Sunday, 23 June 2013

Rogers, Malaysia, Enforcement and Volatility

According to this article in The Sun Daily, Jim Rogers made a 180 degree turn regarding investing in Malaysia:

Famed investor and co-founder of Quantum Fund, Jim Rogers (pix), took to the stage at Invest Malaysia 2013 yesterday to say that he is now back in Malaysia to invest and believes that the "positive dramatic changes" undertaken by Prime Minister Datuk Seri Najib Abdul Razak have put Malaysia on the right track.

"Malaysia is making positive dramatic changes. I am extremely optimistic about Malaysia and Asean. In fact I don't see any countries in Asean going the wrong way,'' he told a packed ballroom here yesterday.

.... Rogers had once said that he would never return to invest in Malaysia after getting burnt during the 1998 Asian financial crisis.

The problem with Malaysia is, that one can never be sure if changes are for real, or if it is all mere "sandiwara" (shadow play). Enforcement has been increased over the last 15 years, but hardly any big fish has ever been caught.

However, there might be some change lately. KiniBiz reported: "SC fines Naza brothers for Jetson affair":

The Securities Commission (SC) slapped a RM500,000 fine on SM Nasarudin SM Nasimuddin, SM Faliq SM Nasimuddin, and Ahmad Ibrahim last month, for failing to “carry out a mandatory offer for the remaining shares in Kumpulan Jetson Bhd”,

The article (full version only for subscribers) continued:

"The penalty is believed to be related to the brothers’ 2010 exit from Jetson, reportedly due to disagreements with other shareholders. The exit came a year after buying into Jetson via their private vehicle Superior Pavillion in August 2009."

"....This is not the first instance of failure to undertake a mandatory offer at Jetson, and ironically is preceded by a case involving Teh himself. In 2008, the Commission directed Teh [Managing Director and co-founder of Jetson] to disgorge his profits to a charity of his choice after failing to make a mandatory offer for the remaining shares in Jetson after acquiring control in the group."

Hopefully for the minority shareholders of Jetson it will be third time lucky.

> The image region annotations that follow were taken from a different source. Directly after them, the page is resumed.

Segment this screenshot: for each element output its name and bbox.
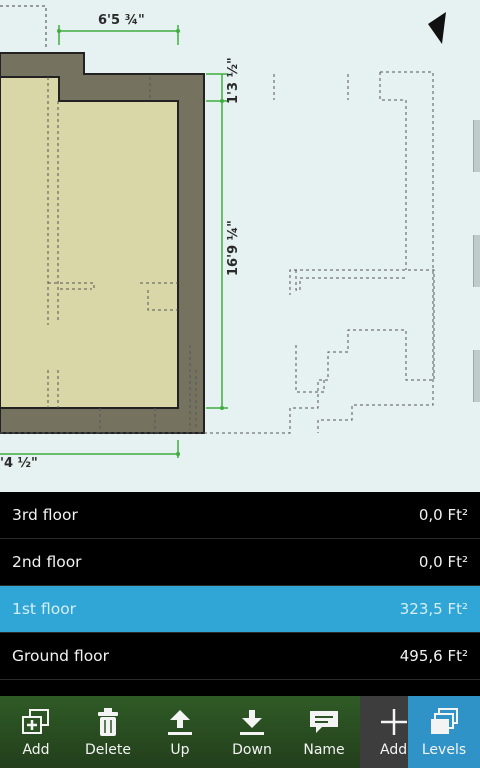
floor-plan-canvas[interactable]: 6'5 ¾" 1'3 ½" 16'9 ¼" '4 ½": [0, 0, 480, 492]
level-row-3rd-floor[interactable]: 3rd floor 0,0 Ft²: [0, 492, 480, 539]
scroll-handle[interactable]: [473, 120, 480, 172]
layers-icon: [429, 706, 459, 738]
rename-label: Name: [303, 742, 345, 758]
level-area: 0,0 Ft²: [418, 553, 468, 571]
add-level-button[interactable]: Add: [0, 696, 72, 768]
level-area: 495,6 Ft²: [399, 647, 468, 665]
level-area: 323,5 Ft²: [399, 600, 468, 618]
level-row-ground-floor[interactable]: Ground floor 495,6 Ft²: [0, 633, 480, 680]
levels-button[interactable]: Levels: [408, 696, 480, 768]
scroll-handle[interactable]: [473, 235, 480, 287]
levels-list: 3rd floor 0,0 Ft² 2nd floor 0,0 Ft² 1st …: [0, 492, 480, 696]
level-name: Ground floor: [12, 647, 110, 665]
add-level-icon: [21, 706, 51, 738]
level-area: 0,0 Ft²: [418, 506, 468, 524]
north-arrow-icon: [428, 12, 446, 44]
add-item-label: Add: [380, 742, 408, 758]
add-item-button[interactable]: Add: [360, 696, 408, 768]
levels-label: Levels: [421, 742, 467, 758]
level-row-1st-floor[interactable]: 1st floor 323,5 Ft²: [0, 586, 480, 633]
room-floor: [0, 76, 179, 409]
move-down-button[interactable]: Down: [216, 696, 288, 768]
level-row-2nd-floor[interactable]: 2nd floor 0,0 Ft²: [0, 539, 480, 586]
plus-icon: [380, 706, 408, 738]
move-up-button[interactable]: Up: [144, 696, 216, 768]
delete-label: Delete: [85, 742, 131, 758]
dimension-right-short-label: 1'3 ½": [226, 57, 241, 104]
delete-button[interactable]: Delete: [72, 696, 144, 768]
scroll-handle[interactable]: [473, 350, 480, 402]
upper-floor-outline: [0, 5, 47, 50]
move-up-label: Up: [170, 742, 190, 758]
rename-icon: [308, 706, 340, 738]
move-up-icon: [166, 706, 194, 738]
bottom-toolbar: Add Delete Up Down Name Add Levels: [0, 696, 480, 768]
move-down-label: Down: [232, 742, 272, 758]
add-level-label: Add: [22, 742, 50, 758]
level-name: 1st floor: [12, 600, 77, 618]
dimension-right-long-label: 16'9 ¼": [226, 220, 241, 276]
level-name: 3rd floor: [12, 506, 78, 524]
level-name: 2nd floor: [12, 553, 82, 571]
rename-button[interactable]: Name: [288, 696, 360, 768]
dimension-bottom-label: '4 ½": [0, 456, 38, 471]
dimension-top-label: 6'5 ¾": [98, 13, 145, 28]
trash-icon: [96, 706, 120, 738]
move-down-icon: [238, 706, 266, 738]
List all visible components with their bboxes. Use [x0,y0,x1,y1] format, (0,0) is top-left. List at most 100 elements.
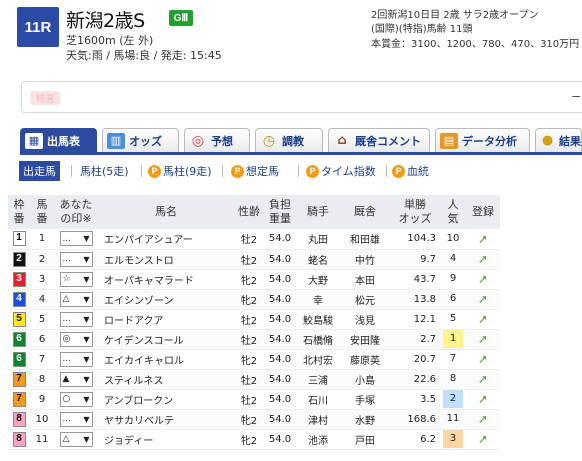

I can't find any other link in the media to the above fine and reprimand, the link on the website from the Securities Commission can be found here.

It is very rare for Malaysia that VIP's like the Naza brothers are reprimanded and fined. So may be there is still hope for Malaysia after all, this looks like a step in the right direction.

If the fine itself (only a fraction of the company valuation) is sufficient is another matter. Punishment for blue collar cases are notoriously light.

The timing of Jim Rogers' bullish speech might however not be the best. In developed countries markets go up through the escalator and down through the lift. In emerging countries this is even much more true. "Hot money" can be reversed in an instant and both equity markets of emerging markets and their currencies will suffer. There is a lot of volatility lately which seem to indicate outflow of funds and heightened risk.

Bursa Malaysia was hit by six (quite good quality) counters that went limit-down this Friday at or near the close:

Bursa Malaysia responded that the orders were "valid and genuine", but who in his or her right mind would dump shares like this?

"Where is Ze Moola" finds it nonsensical trades and I have to agree with that. Even stranger is that 2 other counters (The Star and JCY) were traded up that day.

Monday will give a more clear picture what is going on.